William Adams, DMA

Everyone knows the power Music has in affecting our moods. We all have go-to songs for when we’re happy and want to keep feeling happy, or when we’re sad and either want to come out of those blues or stay there and work through the sadness. It really doesn’t matter what kind of music it is; everyone responds differently and various pieces will resonate differently.

Sadly, all of us have been touched by cancer. Whether it be a loved one, a friend, or even ourselves, we all know the devastating impact a cancer diagnosis can bring. We all know the tremendous joy when those seemingly miraculous words “cancer free” are spoken and we all know the devastation when the diagnosis is terminal.

In a concert benefitting the Duke Cancer Institute’s Patient Support Program and Duke HomeCare & Hospice, the Duke University Chorale with SONAM and the Duke Medical Orchestra presented “Harmony & Healing.” The focal point of the concert was The Sacred Veil by Eric Whitacre. This 12-movement work, composed in 2016, commemorates the experience of Julia Lawrence Silvestri’s diagnosis and battle with cancer as remembered through texts written by Ms. Silvestri, her husband Charles Anthony Silvestri, and Eric Whitacre. It is a powerful, intensely emotional, deeply moving, and at times cathartic piece for choir and orchestra.

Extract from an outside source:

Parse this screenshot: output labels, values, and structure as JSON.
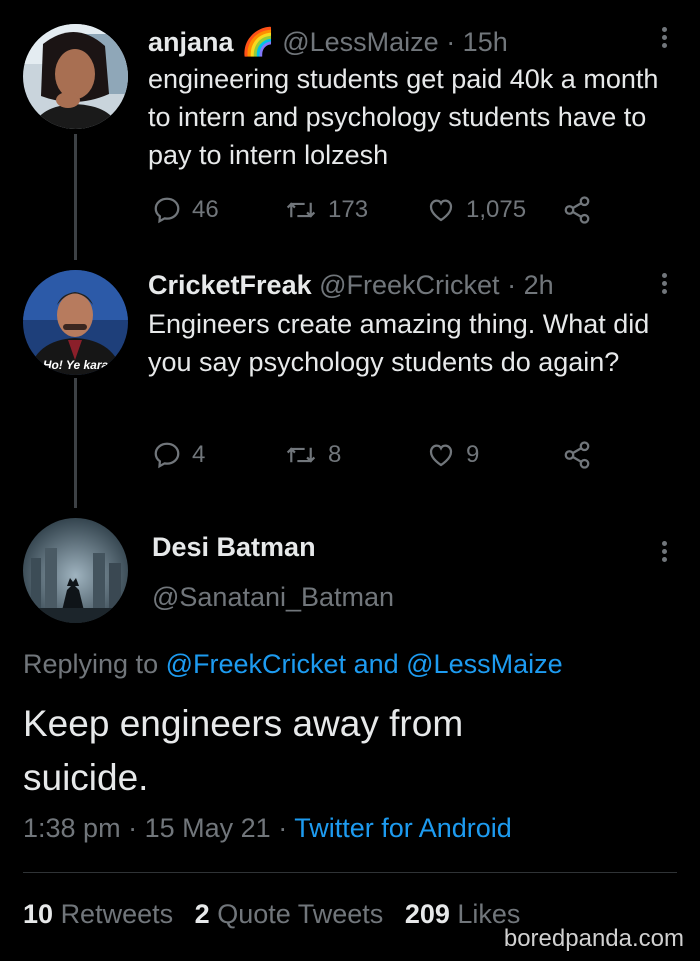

Eric Whitacre’s compositional approach often paints with sound rather than present text more conversationally. He may repeat individual words multiple times or have long separations in the text that are covered instrumentally or, in his a cappella works, through an almost orchestral treatment of the choir. One could look at his writing for orchestra, at least in this work, as more choral in nature. This evocative approach requires much of the musicians. They must connect the line of the text, carry the thought and the emotion through to the next statement of text.  

Dr. Verena Mösenbichler-Bryant, Artistic and Musical Director of the Duke Medical Orchestra (also Chair of the Music Department at Duke University and a long list of other posts and accolades), conducted The Sacred Veil. With more than 100 musicians under her baton (70+ in the choir, 30+ in the orchestra), she crafted a dynamic, nuanced, passionate performance. Her conducting technique is strong and commanding yet simultaneously elegant and full of expression. The Duke Medical Orchestra was never overstated, always demonstrating great control and subtlety. The balance with the choir was excellent with only the occasional moment of text being lost in the acoustics of Baldwin Auditorium. The choir sang with a rich, warm, immensely satisfying tone. 

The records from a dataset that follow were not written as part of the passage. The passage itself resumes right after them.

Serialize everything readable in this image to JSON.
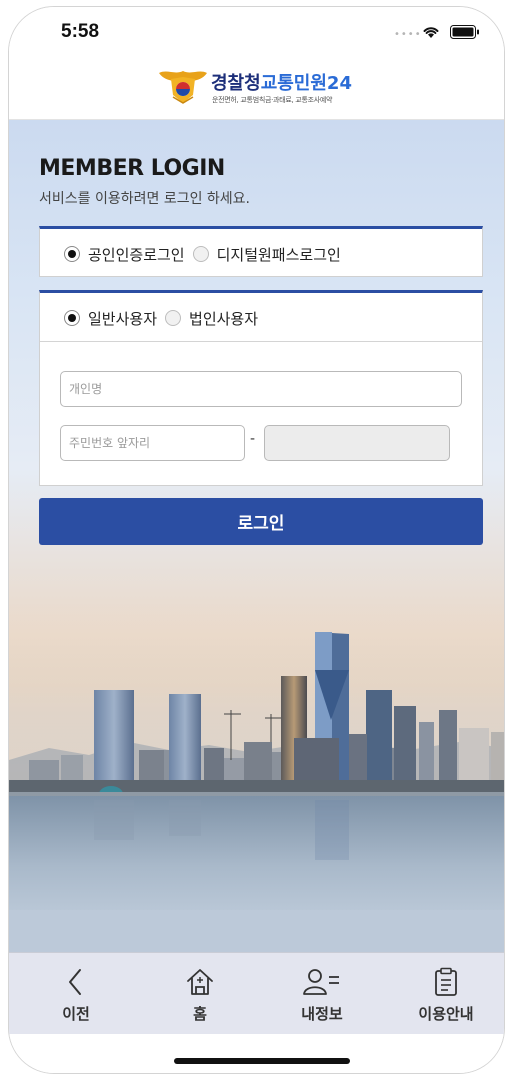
{
  "status_bar": {
    "time": "5:58",
    "signal_icon": "cellular-dots-icon",
    "wifi_icon": "wifi-icon",
    "battery_icon": "battery-icon"
  },
  "header": {
    "logo_icon": "police-emblem-icon",
    "title_main": "경찰청",
    "title_sub": "교통민원24",
    "tagline": "운전면허, 교통범칙금·과태료, 교통조사예약"
  },
  "login": {
    "title": "MEMBER LOGIN",
    "subtitle": "서비스를 이용하려면 로그인 하세요.",
    "cert_options": [
      {
        "label": "공인인증로그인",
        "selected": true
      },
      {
        "label": "디지털원패스로그인",
        "selected": false
      }
    ],
    "user_types": [
      {
        "label": "일반사용자",
        "selected": true
      },
      {
        "label": "법인사용자",
        "selected": false
      }
    ],
    "name_placeholder": "개인명",
    "rrn_front_placeholder": "주민번호 앞자리",
    "rrn_separator": "-",
    "button_label": "로그인"
  },
  "bottom_nav": [
    {
      "label": "이전",
      "icon": "chevron-left-icon"
    },
    {
      "label": "홈",
      "icon": "home-icon"
    },
    {
      "label": "내정보",
      "icon": "user-info-icon"
    },
    {
      "label": "이용안내",
      "icon": "clipboard-icon"
    }
  ],
  "colors": {
    "accent": "#2b4ea3",
    "nav_background": "#e3e5ef"
  }
}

Dr. Allan Friedman, Director of the Duke Chorale and SONAM, conducted the second half of the concert. With the full Duke Medical Orchestra, the choirs performed three dynamic works: “Dirge for Two Veterans” from Ralph Vaughan Williams’ Dona Nobis Pacem, and two works by composer Karl Jenkins: “Benedictus” from The Armed Man – a Mass for Peace, and “Psalm 150” from Gloria. 

Dr. Friedman is an energetic, even exuberant conductor. His passion and enthusiasm are palpable and his ensembles respond in kind. The choirs seemed more fully engaged and were cleaner and tighter in their execution. Unfortunately, there were more moments where the orchestra was just a bit too much for the choir to sing through in Baldwin’s acoustics.

Balancing The Sacred Veil with the Vaughan Williams and Jenkins works was brilliant. After the deeply emotional journey of Veil, we were asked to contemplate war and its consequences as well as our reactions to both. Then the sheer joy and hope of the “Benedictus” and “Psalm 150” brought us back into something brighter, more hopeful. All of the musicians on that stage understood this arc and the significance of it in the processes of dealing with grief and tragedy. The evening was not just for appreciating excellent musicianship. It was, instead, an experience and an opportunity for personal and perhaps even spiritual growth through the power of incredible music in a world-class concert hall by wonderful musicians invested in connecting with their audience.